Tuesday, October 07, 2014

Tuesday, Tome - A Place in Time

My wife and I took a little road trip last Friday to New Ulm, MN. We toured the Schell's Brewery, visited the Wanda Gág House, watched the Glockenspiel Clock sound off, ate at the Kaiserhoff, and took in some of the Oktoberfest celebration. Thanks to our friends, Einer and Sandy, for letting us stay with them.

On the way home we stopped by Schmidts Meat Market in Nicollet and picked up a little smoked cheese and sausage. While driving along the beautiful Minnesota River Valley, Cheri read a short story aloud from Wendell Berry's A Place in Time. The story was a perfect fit for the small town trip and mid-western history all around us.

The particular story she read was titled, "The Requirement," and it gives one old-timer's personal account of the passing of his lifelong friend, a character nicknamed "Big." As always, Wendell Berry is able to see the profound in the prosaic. He describes the everyday struggles and events of life and discovers within them the bigger story of what it means to be human.

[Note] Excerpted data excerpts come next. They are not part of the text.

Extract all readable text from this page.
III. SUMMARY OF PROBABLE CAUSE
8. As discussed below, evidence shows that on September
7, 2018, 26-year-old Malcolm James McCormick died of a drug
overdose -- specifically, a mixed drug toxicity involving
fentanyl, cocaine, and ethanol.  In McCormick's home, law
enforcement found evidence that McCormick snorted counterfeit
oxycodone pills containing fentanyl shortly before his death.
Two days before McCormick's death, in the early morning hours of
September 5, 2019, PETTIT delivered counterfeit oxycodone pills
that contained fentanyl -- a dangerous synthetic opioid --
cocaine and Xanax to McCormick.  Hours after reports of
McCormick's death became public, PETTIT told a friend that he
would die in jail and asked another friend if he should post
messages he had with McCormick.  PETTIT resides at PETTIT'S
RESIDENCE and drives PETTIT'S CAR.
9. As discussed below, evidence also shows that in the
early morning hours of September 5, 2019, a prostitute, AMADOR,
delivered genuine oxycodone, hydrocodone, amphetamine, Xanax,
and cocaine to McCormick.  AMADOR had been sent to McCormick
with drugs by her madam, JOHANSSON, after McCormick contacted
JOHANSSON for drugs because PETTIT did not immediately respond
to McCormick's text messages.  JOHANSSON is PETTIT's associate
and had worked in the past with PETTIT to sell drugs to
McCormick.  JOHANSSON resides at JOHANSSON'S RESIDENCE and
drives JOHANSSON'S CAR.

The day that was going to be the day Big died I went over there first thing in the morning, as soon as we finished up at the barn and ate breakfast. It was a fine morning, cold and bright, the sky blue and endless right down to the horizon, and everything below shining with frost. We had finished with the hog-killing the day before, and I was bringing some fresh spareribs and tenderloin, thinking they might tempt Big to eat. Until then Big and Annie May both were talking like he was going to get well. 

But that morning things had changed. I could feel it as soon as I stepped in through the kitchen door...

From the Publisher:
For more than fifty years, Wendell Berry has been telling us stories about Port William, a mythical town on the banks of the Kentucky River, populated over the years by a cast of unforgettable characters living in a single place over a long time. In this new collection, the author’s first piece of new fiction since the publication of Andy Catlett in 2006, the stories date’s range from 1864, when Rebecca Dawe finds herself in her own reflection at the end of the Civil War, to one from 1991 when Grover Gibbs’ widow, Beulah, attends the auction as her home place is offered for sale.

It feels as if the entire membership, all the Catletts, Burley Coulter, Elton Penn, the Rowanberrys, Laura Milby, the preacher’s wife, Kate Helen Branch, Andy’s dog, Mike, nearly everyone returns with a story or two, to fill in the gaps in this long tale. Those just now joining the Membership will be charmed. Those who’ve attended before will be enriched.

The story of the community of Port William is one of the great works in American literature. Published in the author’s 78th year, this collection, the tenth volume in the series, is the perfect occasion to celebrate his huge achievement.